Jim Ruesch, Army Center for Enhanced Performance deputy site manager, speaks to a group of 15th Sustainment Brigade, 13th Sustainment Command (Expeditionary) officers about mental strength and ways to condition the mind so that Soldiers can maintain peak performance. (U.S. Army photo by Sgt. Matthew C. Cooley, 15th Sustainment Brigade Public Affairs)

FORT HOOD, Texas - Imagine that you are a Soldier on the battlefield and you turn to see you best buddy lying dead beside you.

What would you do' Would you freeze or carry out your mission'

15th Sustainment Brigade, 13th Sustainment Command (Expeditionary) officers were asked about such scenarios and much more at Club Hood here, May 20, as part of an officer professional development class given by the Army Center for Enhanced Performance to teach them about mental strength.
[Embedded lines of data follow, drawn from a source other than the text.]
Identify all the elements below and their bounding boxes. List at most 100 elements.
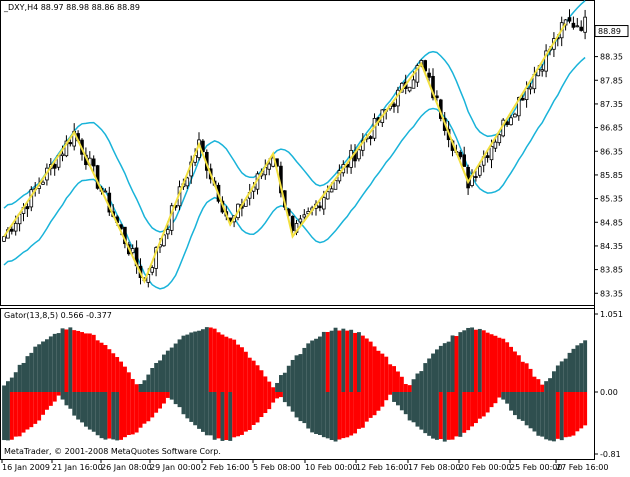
gator-upper-bar — [173, 343, 178, 392]
gator-lower-bar — [372, 392, 377, 416]
gator-upper-bar — [87, 333, 92, 392]
gator-upper-bar — [162, 354, 166, 392]
gator-lower-bar — [419, 392, 424, 430]
gator-lower-bar — [345, 392, 350, 438]
gator-lower-bar — [169, 392, 174, 400]
gator-upper-bar — [267, 381, 272, 392]
gator-upper-bar — [146, 374, 151, 392]
gator-lower-bar — [212, 392, 217, 440]
gator-lower-bar — [76, 392, 81, 420]
gator-upper-bar — [228, 338, 233, 392]
gator-lower-bar — [177, 392, 182, 408]
gator-upper-bar — [427, 358, 432, 392]
price-tick-label: 86.85 — [600, 124, 623, 133]
gator-lower-bar — [37, 392, 42, 421]
gator-lower-bar — [134, 392, 139, 433]
gator-lower-bar — [115, 392, 120, 441]
current-price-marker: 88.89 — [594, 25, 629, 38]
gator-upper-bar — [396, 371, 400, 392]
gator-lower-bar — [189, 392, 194, 422]
gator-upper-bar — [294, 355, 299, 392]
gator-upper-bar — [567, 352, 572, 392]
gator-upper-bar — [204, 327, 209, 392]
gator-upper-bar — [255, 365, 260, 392]
gator-upper-bar — [52, 333, 57, 392]
gator-lower-bar — [555, 392, 560, 439]
gator-upper-bar — [247, 357, 252, 392]
gator-upper-bar — [68, 327, 73, 392]
gator-upper-bar — [111, 353, 116, 392]
time-tick-label: 25 Feb 00:00 — [510, 463, 562, 472]
gator-lower-bar — [583, 392, 588, 426]
gator-upper-bar — [349, 329, 354, 392]
gator-upper-bar — [552, 371, 556, 392]
gator-lower-bar — [208, 392, 213, 436]
gator-upper-bar — [158, 360, 162, 392]
gator-lower-bar — [314, 392, 318, 434]
gator-lower-bar — [509, 392, 513, 411]
gator-lower-bar — [197, 392, 201, 429]
gator-lower-bar — [520, 392, 525, 421]
gator-lower-bar — [544, 392, 549, 440]
gator-upper-bar — [286, 365, 291, 392]
time-tick-label: 10 Feb 00:00 — [305, 463, 357, 472]
gator-upper-bar — [138, 383, 143, 392]
current-price-label: 88.89 — [598, 27, 621, 36]
gator-upper-bar — [130, 378, 135, 392]
gator-lower-bar — [126, 392, 131, 435]
gator-upper-bar — [403, 384, 408, 392]
gator-lower-bar — [302, 392, 307, 424]
gator-lower-bar — [481, 392, 486, 417]
gator-upper-bar — [115, 357, 120, 392]
gator-lower-bar — [474, 392, 478, 424]
gator-upper-bar — [438, 345, 443, 392]
gator-lower-bar — [251, 392, 256, 425]
gator-lower-bar — [263, 392, 268, 414]
gator-lower-bar — [95, 392, 100, 436]
gator-upper-bar — [392, 366, 396, 392]
gator-upper-bar — [485, 332, 490, 392]
gator-lower-bar — [9, 392, 14, 440]
gator-lower-bar — [236, 392, 240, 437]
gator-upper-bar — [64, 329, 69, 392]
gator-lower-bar — [552, 392, 556, 442]
gator-lower-bar — [17, 392, 22, 437]
gator-upper-bar — [48, 336, 53, 392]
gator-lower-bar — [563, 392, 568, 438]
gator-upper-bar — [583, 340, 588, 392]
gator-upper-bar — [2, 385, 6, 392]
gator-tick-label: -0.81 — [600, 450, 621, 459]
gator-lower-bar — [571, 392, 576, 436]
gator-upper-bar — [95, 340, 100, 392]
gator-upper-bar — [474, 329, 478, 392]
chart-canvas[interactable]: 88.35 87.85 87.35 86.85 86.35 85.85 85.35 84.85… — [0, 0, 630, 473]
gator-lower-bar — [279, 392, 283, 398]
gator-upper-bar — [201, 329, 205, 392]
gator-upper-bar — [41, 341, 45, 392]
gator-lower-bar — [321, 392, 326, 438]
price-tick-label: 85.85 — [600, 171, 623, 180]
time-tick-label: 17 Feb 08:00 — [408, 463, 460, 472]
gator-upper-bar — [466, 327, 471, 392]
gator-lower-bar — [466, 392, 471, 431]
gator-upper-bar — [212, 328, 217, 392]
gator-tick-label: 1.051 — [600, 310, 623, 319]
gator-upper-bar — [232, 339, 237, 392]
gator-upper-bar — [123, 366, 127, 392]
gator-upper-bar — [126, 372, 131, 392]
gator-lower-bar — [567, 392, 572, 437]
time-tick-label: 5 Feb 08:00 — [253, 463, 300, 472]
gator-lower-bar — [349, 392, 354, 436]
gator-lower-bar — [56, 392, 61, 396]
gator-lower-bar — [282, 392, 287, 403]
gator-lower-bar — [111, 392, 116, 440]
gator-lower-bar — [68, 392, 73, 409]
price-tick-label: 88.35 — [600, 53, 623, 62]
gator-lower-bar — [298, 392, 303, 422]
gator-tick-label: 0.00 — [600, 388, 618, 397]
gator-lower-bar — [119, 392, 123, 440]
gator-upper-bar — [450, 335, 455, 392]
gator-lower-bar — [52, 392, 57, 402]
gator-upper-bar — [454, 336, 459, 392]
gator-upper-bar — [540, 384, 545, 392]
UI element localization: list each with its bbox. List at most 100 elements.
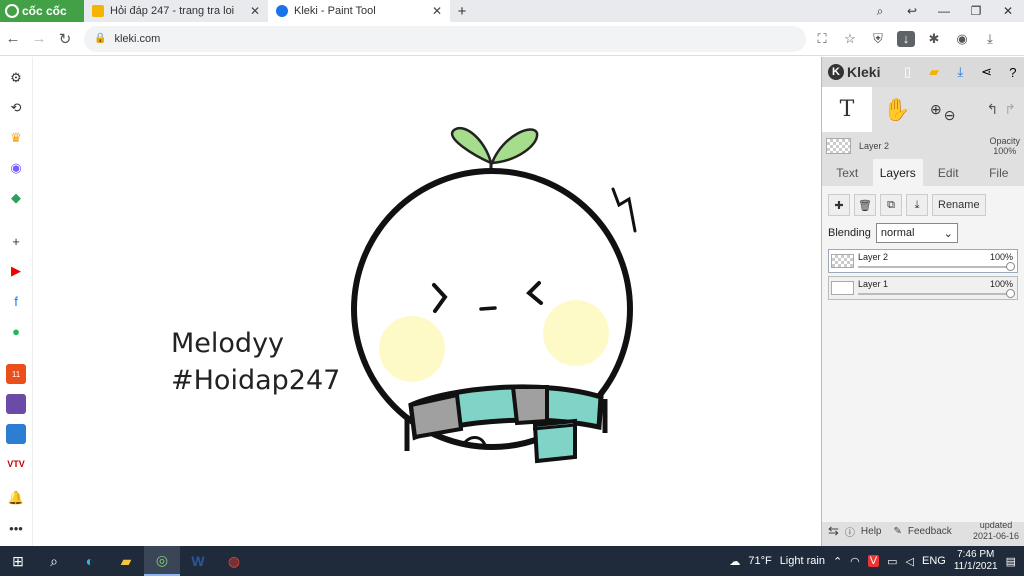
tab-hoidap[interactable]: Hỏi đáp 247 - trang tra loi ✕ (84, 0, 268, 22)
slider-knob[interactable] (1006, 289, 1015, 298)
sprout-leaf-left (450, 126, 493, 166)
close-window-icon[interactable]: ✕ (992, 4, 1024, 18)
windows-start-icon[interactable]: ⊞ (0, 546, 36, 576)
blending-value: normal (880, 227, 915, 239)
more-icon[interactable]: ••• (6, 518, 26, 538)
language-indicator[interactable]: ENG (922, 555, 946, 567)
back-icon[interactable]: ← (0, 30, 26, 47)
share-icon[interactable]: ⋖ (975, 64, 997, 80)
settings-gear-icon[interactable]: ⚙ (6, 68, 26, 88)
layers-content: ✚ 🗑 ⧉ ⤓ Rename Blending normal ⌄ Layer 2… (822, 186, 1024, 522)
download-page-icon[interactable]: ↓ (897, 30, 915, 47)
text-tool[interactable]: T (822, 87, 872, 132)
layer-opacity: 100% (989, 252, 1013, 262)
tab-file[interactable]: File (974, 159, 1024, 186)
history-icon[interactable]: ⟲ (6, 98, 26, 118)
close-tab-icon[interactable]: ✕ (432, 4, 442, 18)
edge-icon[interactable]: ◐ (72, 546, 108, 576)
help-icon[interactable]: ⓘ (845, 524, 855, 539)
app-icon[interactable] (6, 394, 26, 414)
zoom-in-icon[interactable]: ⊕ (930, 101, 942, 118)
coccoc-taskbar-icon[interactable]: ◎ (144, 546, 180, 576)
weather-desc[interactable]: Light rain (780, 555, 825, 567)
minimize-icon[interactable]: — (928, 4, 960, 18)
duplicate-layer-icon[interactable]: ⧉ (880, 194, 902, 216)
file-explorer-icon[interactable]: ▰ (108, 546, 144, 576)
add-layer-button[interactable]: ✚ (828, 194, 850, 216)
browser-sidebar: ⚙ ⟲ ♛ ◉ ◆ + ▶ f ● 11 VTV 🔔 ••• (0, 57, 33, 546)
back-window-icon[interactable]: ↩ (896, 4, 928, 18)
search-tabs-icon[interactable]: ⌕ (864, 4, 896, 19)
chrome-icon[interactable]: ◍ (216, 546, 252, 576)
rename-button[interactable]: Rename (932, 194, 986, 216)
open-folder-icon[interactable]: ▰ (923, 64, 945, 80)
translate-icon[interactable]: ⛶ (810, 31, 834, 47)
vtv-icon[interactable]: VTV (6, 454, 26, 474)
feedback-icon[interactable]: ✎ (893, 526, 901, 537)
vivaldi-icon[interactable]: V (867, 555, 880, 567)
bookmark-star-icon[interactable]: ☆ (838, 31, 862, 47)
volume-icon[interactable]: ◁ (906, 555, 914, 568)
shield-icon[interactable]: ⛨ (866, 31, 890, 47)
new-file-icon[interactable]: ▯ (896, 64, 918, 80)
sweat-mark (611, 187, 637, 233)
battery-icon[interactable]: ▭ (887, 555, 897, 568)
zoom-controls: ⊕ ⊖ (922, 87, 955, 132)
slider-knob[interactable] (1006, 262, 1015, 271)
restore-icon[interactable]: ❐ (960, 4, 992, 18)
layer-opacity-slider[interactable] (858, 293, 1011, 295)
downloads-icon[interactable]: ⤓ (978, 31, 1002, 47)
chevron-up-icon[interactable]: ⌃ (833, 555, 842, 568)
clock[interactable]: 7:46 PM 11/1/2021 (954, 549, 998, 573)
merge-layer-icon[interactable]: ⤓ (906, 194, 928, 216)
news-icon[interactable] (6, 424, 26, 444)
messenger-icon[interactable]: ◉ (6, 158, 26, 178)
save-download-icon[interactable]: ⤓ (949, 64, 971, 80)
zoom-out-icon[interactable]: ⊖ (944, 107, 956, 124)
hand-tool-icon[interactable]: ✋ (872, 87, 922, 132)
extensions-icon[interactable]: ✱ (922, 31, 946, 47)
undo-icon[interactable]: ↰ (987, 101, 999, 118)
wifi-icon[interactable]: ◠ (850, 555, 860, 568)
feedback-link[interactable]: Feedback (908, 526, 952, 537)
drawing-canvas[interactable]: Melodyy #Hoidap247 (33, 57, 821, 546)
new-tab-button[interactable]: + (450, 0, 474, 22)
youtube-icon[interactable]: ▶ (6, 261, 26, 281)
clock-date: 11/1/2021 (953, 561, 998, 572)
add-icon[interactable]: + (6, 231, 26, 251)
profile-icon[interactable]: ◉ (950, 31, 974, 47)
weather-temp[interactable]: 71°F (748, 555, 771, 567)
spotify-icon[interactable]: ● (6, 321, 26, 341)
shopping-icon[interactable]: 11 (6, 364, 26, 384)
canvas-text-line1: Melodyy (171, 328, 285, 359)
help-link[interactable]: Help (861, 526, 882, 537)
close-tab-icon[interactable]: ✕ (250, 4, 260, 18)
tab-layers[interactable]: Layers (872, 159, 923, 186)
forward-icon[interactable]: → (26, 30, 52, 47)
search-icon[interactable]: ⌕ (36, 546, 72, 576)
layer-opacity-slider[interactable] (858, 266, 1011, 268)
url-field[interactable]: 🔒 kleki.com (84, 25, 806, 52)
url-text: kleki.com (114, 32, 161, 45)
blending-select[interactable]: normal ⌄ (875, 223, 958, 243)
redo-icon[interactable]: ↱ (1004, 101, 1016, 118)
tab-kleki[interactable]: Kleki - Paint Tool ✕ (268, 0, 450, 22)
word-icon[interactable]: W (180, 546, 216, 576)
delete-layer-trash-icon[interactable]: 🗑 (854, 194, 876, 216)
blending-label: Blending (828, 227, 871, 239)
reload-icon[interactable]: ↻ (52, 30, 78, 48)
help-circle-icon[interactable]: ? (1002, 65, 1024, 80)
bell-icon[interactable]: 🔔 (6, 488, 26, 508)
kleki-logo[interactable]: K Kleki (828, 64, 880, 80)
layer-item[interactable]: Layer 1 100% (828, 276, 1018, 300)
tab-text[interactable]: Text (822, 159, 873, 186)
crown-icon[interactable]: ♛ (6, 128, 26, 148)
layer-item[interactable]: Layer 2 100% (828, 249, 1018, 273)
windows-taskbar: ⊞ ⌕ ◐ ▰ ◎ W ◍ ☁ 71°F Light rain ⌃ ◠ V ▭ … (0, 546, 1024, 576)
facebook-icon[interactable]: f (6, 291, 26, 311)
swap-icon[interactable]: ⇆ (828, 523, 839, 539)
browser-brand[interactable]: cốc cốc (0, 0, 84, 22)
game-controller-icon[interactable]: ◆ (6, 188, 26, 208)
tab-edit[interactable]: Edit (923, 159, 974, 186)
notification-icon[interactable]: ▤ (1006, 555, 1016, 568)
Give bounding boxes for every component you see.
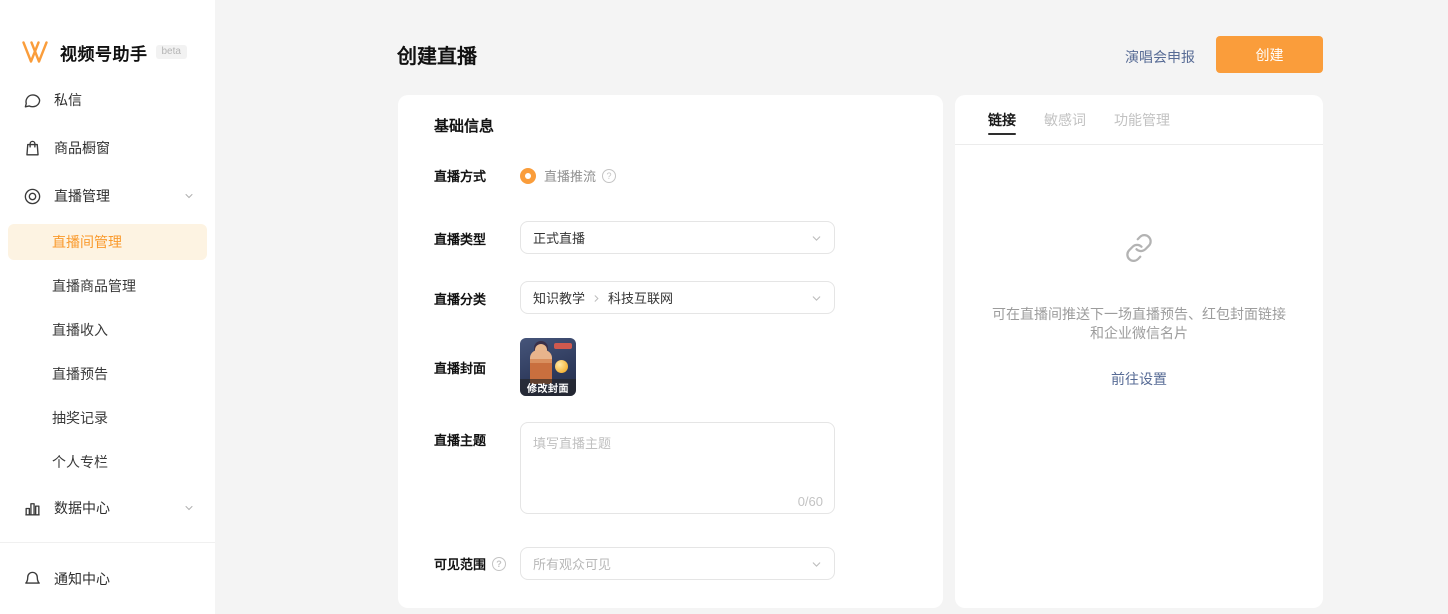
type-value: 正式直播	[533, 228, 585, 247]
sidebar-subitem-lottery-records[interactable]: 抽奖记录	[0, 396, 215, 440]
live-category-select[interactable]: 知识教学 科技互联网	[520, 281, 835, 314]
chevron-down-icon	[810, 292, 823, 305]
links-empty-state: 可在直播间推送下一场直播预告、红包封面链接和企业微信名片 前往设置	[955, 145, 1323, 389]
sidebar-item-private-messages[interactable]: 私信	[0, 76, 215, 124]
section-title: 基础信息	[434, 115, 907, 136]
sidebar-item-label: 数据中心	[54, 498, 110, 518]
topic-input[interactable]	[520, 422, 835, 514]
app-logo-row: 视频号助手 beta	[0, 0, 215, 68]
sidebar-subitem-label: 直播商品管理	[52, 276, 136, 296]
chat-icon	[22, 90, 42, 110]
topic-label: 直播主题	[434, 422, 520, 519]
bag-icon	[22, 138, 42, 158]
chevron-down-icon	[183, 502, 195, 514]
form-row-category: 直播分类 知识教学 科技互联网	[434, 281, 907, 314]
live-icon	[22, 186, 42, 206]
sidebar-item-label: 私信	[54, 90, 82, 110]
sidebar-divider	[0, 542, 215, 543]
sidebar-item-live-management[interactable]: 直播管理	[0, 172, 215, 220]
empty-state-text: 可在直播间推送下一场直播预告、红包封面链接和企业微信名片	[988, 305, 1290, 343]
sidebar-subitem-label: 个人专栏	[52, 452, 108, 472]
category-primary: 知识教学	[533, 288, 585, 307]
sidebar-subitem-live-trailer[interactable]: 直播预告	[0, 352, 215, 396]
modify-cover-overlay: 修改封面	[520, 379, 576, 396]
sidebar-subitem-personal-column[interactable]: 个人专栏	[0, 440, 215, 484]
char-counter: 0/60	[798, 494, 823, 509]
create-button[interactable]: 创建	[1216, 36, 1323, 73]
chevron-down-icon	[810, 232, 823, 245]
help-icon[interactable]: ?	[602, 169, 616, 183]
chevron-down-icon	[183, 190, 195, 202]
goto-settings-link[interactable]: 前往设置	[1111, 369, 1167, 389]
sidebar-subitem-label: 直播预告	[52, 364, 108, 384]
method-label: 直播方式	[434, 166, 520, 185]
form-row-visibility: 可见范围 ? 所有观众可见	[434, 547, 907, 580]
cover-coin-decoration	[555, 360, 568, 373]
links-panel-card: 链接 敏感词 功能管理 可在直播间推送下一场直播预告、红包封面链接和企业微信名片…	[955, 95, 1323, 608]
main-content: 创建直播 演唱会申报 创建 基础信息 直播方式 直播推流 ? 直播类型 正式直播	[215, 0, 1448, 614]
panel-tabs: 链接 敏感词 功能管理	[955, 95, 1323, 145]
type-label: 直播类型	[434, 221, 520, 254]
app-title: 视频号助手	[60, 40, 148, 65]
bell-icon	[22, 569, 42, 589]
sidebar-subitem-liveroom-management[interactable]: 直播间管理	[8, 224, 207, 260]
sidebar-item-product-showcase[interactable]: 商品橱窗	[0, 124, 215, 172]
method-value: 直播推流	[544, 166, 596, 185]
sidebar-nav: 私信 商品橱窗 直播管理 直播间管理 直播商品管	[0, 76, 215, 603]
link-icon	[1124, 233, 1154, 263]
basic-info-card: 基础信息 直播方式 直播推流 ? 直播类型 正式直播	[398, 95, 943, 608]
form-row-type: 直播类型 正式直播	[434, 221, 907, 254]
bar-chart-icon	[22, 498, 42, 518]
sidebar-subitem-label: 直播收入	[52, 320, 108, 340]
chevron-down-icon	[810, 558, 823, 571]
page-title: 创建直播	[397, 40, 477, 69]
form-row-method: 直播方式 直播推流 ?	[434, 166, 907, 185]
sidebar-item-notification-center[interactable]: 通知中心	[0, 555, 215, 603]
cover-badge-decoration	[554, 343, 572, 349]
beta-badge: beta	[156, 45, 187, 59]
help-icon[interactable]: ?	[492, 557, 506, 571]
live-cover-thumbnail[interactable]: 修改封面	[520, 338, 576, 396]
sidebar-item-label: 商品橱窗	[54, 138, 110, 158]
category-label: 直播分类	[434, 281, 520, 314]
topic-textarea-wrap: 0/60	[520, 422, 835, 519]
radio-selected-icon	[520, 168, 536, 184]
sidebar-subitem-live-product-management[interactable]: 直播商品管理	[0, 264, 215, 308]
sidebar: 视频号助手 beta 私信 商品橱窗	[0, 0, 215, 614]
visibility-select[interactable]: 所有观众可见	[520, 547, 835, 580]
tab-links[interactable]: 链接	[988, 95, 1016, 145]
sidebar-subitem-label: 抽奖记录	[52, 408, 108, 428]
sidebar-subitem-label: 直播间管理	[52, 232, 122, 252]
sidebar-item-label: 通知中心	[54, 569, 110, 589]
channels-logo-icon	[20, 39, 50, 65]
form-row-cover: 直播封面 修改封面	[434, 338, 907, 396]
cover-label: 直播封面	[434, 338, 520, 396]
visibility-label: 可见范围 ?	[434, 547, 520, 580]
sidebar-subitem-live-income[interactable]: 直播收入	[0, 308, 215, 352]
live-type-select[interactable]: 正式直播	[520, 221, 835, 254]
tab-sensitive-words[interactable]: 敏感词	[1044, 95, 1086, 145]
sidebar-item-label: 直播管理	[54, 186, 110, 206]
visibility-placeholder: 所有观众可见	[533, 554, 611, 573]
tab-feature-management[interactable]: 功能管理	[1114, 95, 1170, 145]
concert-application-link[interactable]: 演唱会申报	[1125, 47, 1195, 67]
category-secondary: 科技互联网	[608, 288, 673, 307]
sidebar-item-data-center[interactable]: 数据中心	[0, 484, 215, 532]
form-row-topic: 直播主题 0/60	[434, 422, 907, 519]
method-radio-push-stream[interactable]: 直播推流 ?	[520, 166, 616, 185]
chevron-right-icon	[591, 293, 602, 304]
The ACEP program shows Soldiers and family members how they can use mental exercises such as guided imagery and goal setting to perform at their peak in any and all aspects of their life.

"Everything you do is a choice," Jim Ruesch, ACEP deputy site manager said.

Ruesch explained that the things people do instinctively or even seemingly automatic emotional responses can be changed through conditioning the mind.

Ruesch also explained that every decision goes through a process, regardless of whether one is aware of it or not. In stressful situations, Soldiers will turn to what they have been conditioned and trained to do.

Ruesch stressed the importance of constantly updating standing operating procedures as new lessons are learned and learning from the mistakes of others.

He also explained the importance of energy management.

"[Energy management is] the energy to overcome adversity when you need it," Ruesch explained.

He explained that on a one hour patrol the Soldier would only have optimal focus for 40 minutes due to fatigue and a mental warm-up time.

He also spoke of the importance of staying calm in stressful situations to avoid fatigue over time.

The officers were taught the importance of using guided imagery by imagining possibilities and going through scenarios in one's mind to a successful conclusion.

Dr. Todd Ryska, ACEP performance enhancement specialist, taught the officers about goal setting and the different kinds of motivation.

He explained that there are two basic kinds of motivation, competitive performance and internal mastery.

Ryska said that it is important to strive to be motivated by mastery instead of competition, as one cannot control others.

"Effective goal setting is a process," he said.

Good goals need to be specifically written, have a plan to achieve them, be personal and meaningful, have social support, and require one to have confidence and dream big.

Achieving goals is a 7 step process according to the ACEP model.

To achieve a goal one must define the dream, know where they are now, decide what they need to develop, make a plan for steady improvement, set and pursue short-term goals, commit one's self completely, and monitor progress.

Soldiers and family members interested in learning more about ACEP and the services they offer may visit building 12020 at the Resiliency Campus on the corner of 31st and Battalion here.

ACEP offers several programs including Performance Education and Team Building, Warrior Transition, Family Readiness, and Academic Enhancement.

Group and individual training sessions are available to teach mental skills and biofeedback. ACEP also has Kinesthetic Room Training that uses America's Army and other technologies to enhance warrior skills.

They even offer an Executive Leader Seminar for senior leaders.